El secretario general de CREEX, Javier Peinado, recuerda en el comunicado que «el tejido productivo de la región, igual que la sociedad extremeña en su conjunto, se ha pronunciado reiteradamente por la continuidad de la central, con actos como la visita a sus instalaciones de CREEX junto a la patronal madrileña CEIM hace poco más de un año». Una reivindicación que, subraya, «trascendió lo regional y a la que se sumaron también CEOE y CEPYME, además de contar con el respaldo de las empresas que gestionan la instalación y del Gobierno de la Junta de Extremadura».
“Ya entonces dijimos, como habíamos venido manteniendo, que Almaraz era una instalación estratégica por su impacto económico en la comarca, por su peso determinante en el tejido industrial extremeño y en la atracción de proyectos de inversión y por ser factor decisivo para la garantía de estabilidad de suministro y soberanía energética de España, incluso de Europa”, ha explicado el secretario general.
Llamamiento para empezar a planificar el futuro de la central sin demora
Peinado, que se ha felicitado porque se haya impuesto “la lógica frente a la demagogia”, ha valorado la decisión como una muestra de “sensatez y responsabilidad”, no solo por lo que supone para el desarrollo de Extremadura, sino por el problema que habría supuesto para asegurar el suministro eléctrico en el conjunto de España.

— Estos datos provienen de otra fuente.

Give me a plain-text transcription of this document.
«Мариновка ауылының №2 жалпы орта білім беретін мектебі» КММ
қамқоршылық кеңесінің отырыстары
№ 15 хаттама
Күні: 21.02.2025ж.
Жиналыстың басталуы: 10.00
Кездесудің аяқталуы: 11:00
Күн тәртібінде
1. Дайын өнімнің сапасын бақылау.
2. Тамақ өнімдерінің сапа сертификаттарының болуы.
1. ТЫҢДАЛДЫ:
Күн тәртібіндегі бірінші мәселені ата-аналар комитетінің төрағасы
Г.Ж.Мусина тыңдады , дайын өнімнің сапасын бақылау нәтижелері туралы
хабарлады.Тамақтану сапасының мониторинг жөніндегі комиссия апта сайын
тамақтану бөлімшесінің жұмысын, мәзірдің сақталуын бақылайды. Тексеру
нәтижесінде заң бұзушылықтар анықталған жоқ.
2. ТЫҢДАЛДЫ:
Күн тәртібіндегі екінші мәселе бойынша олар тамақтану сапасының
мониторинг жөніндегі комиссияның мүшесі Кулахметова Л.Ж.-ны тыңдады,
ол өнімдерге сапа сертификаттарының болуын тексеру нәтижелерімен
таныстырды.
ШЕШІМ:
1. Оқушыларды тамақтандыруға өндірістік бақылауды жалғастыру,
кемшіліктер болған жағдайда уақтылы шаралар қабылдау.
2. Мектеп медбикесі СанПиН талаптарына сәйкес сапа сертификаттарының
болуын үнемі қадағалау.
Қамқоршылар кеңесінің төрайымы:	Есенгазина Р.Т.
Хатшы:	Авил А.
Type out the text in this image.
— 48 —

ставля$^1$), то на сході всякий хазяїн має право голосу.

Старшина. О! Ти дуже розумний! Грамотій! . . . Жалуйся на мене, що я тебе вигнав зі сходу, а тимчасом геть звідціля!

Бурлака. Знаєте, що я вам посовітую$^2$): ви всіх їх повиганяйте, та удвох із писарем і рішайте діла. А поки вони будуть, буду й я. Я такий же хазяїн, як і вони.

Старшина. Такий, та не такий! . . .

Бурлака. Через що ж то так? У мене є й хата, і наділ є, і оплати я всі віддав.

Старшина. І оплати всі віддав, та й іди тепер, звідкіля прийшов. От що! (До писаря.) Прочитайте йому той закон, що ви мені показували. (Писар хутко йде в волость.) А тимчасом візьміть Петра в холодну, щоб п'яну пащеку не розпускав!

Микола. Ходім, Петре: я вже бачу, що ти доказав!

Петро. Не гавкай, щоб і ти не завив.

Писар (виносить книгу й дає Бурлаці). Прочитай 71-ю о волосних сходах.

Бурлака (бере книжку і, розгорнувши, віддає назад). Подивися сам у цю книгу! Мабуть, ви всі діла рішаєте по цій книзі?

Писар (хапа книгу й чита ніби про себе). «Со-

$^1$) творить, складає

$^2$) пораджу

En esa misma línea hace un llamamiento para empezar a planificar el futuro de la central sin demora: “2030 es ya pasado mañana y el tiempo vuela; si no, dentro de tres años estaremos en la misma situación”.
“Debemos pensar en alternativas que no pasen por el desmantelamiento de la instalación, sino por opciones como sustituir los dos grandes reactores que hay ahora por un sistema de minirreactores, como se está haciendo en todo el mundo, que permitan flexibilidad, seguridad y disponibilidad de energía estable siempre que sea necesario, a la vez que se garantiza el empleo y la inversión como elemento tractor para nuevos proyectos industriales en nuestra región”, ha señalado, para añadir: “ya lo dijimos, aquí no se trataba de sustituir un elemento de empleo y generación de riqueza por otro, sino de sumar inversión industrial que permita encarrilar el deseado cambio de modelo de Extremadura”.
Conseguir un mix energético sostenible y eficiente que garantice el desarrollo económico de todo el país
Peinado ha situado esa planificación en un doble frente: por un lado, permitir que la comarca mantenga “cuando menos” el nivel de actividad que tiene hora mismo; y por otro, definir qué papel debe jugar esta energía como soporte y respaldo de las renovables, hoy por hoy la fórmula más eficiente para dar estabilidad al sistema.
Para ello, CREEX ha avanzado que seguirá colaborando de forma coordinada con las organizaciones empresariales más relevantes, con Foro Nuclear, con las Administraciones públicas y con la sociedad en su conjunto, en busca de soluciones definitivas y a más largo plazo que se traduzcan en “un mix energético sostenible y eficiente que garantice el desarrollo económico de todo el país” y, al mismo tiempo, en el mantenimiento y el desarrollo industrial de Extremadura y, muy especialmente, de la comarca del Campo Arañuelo.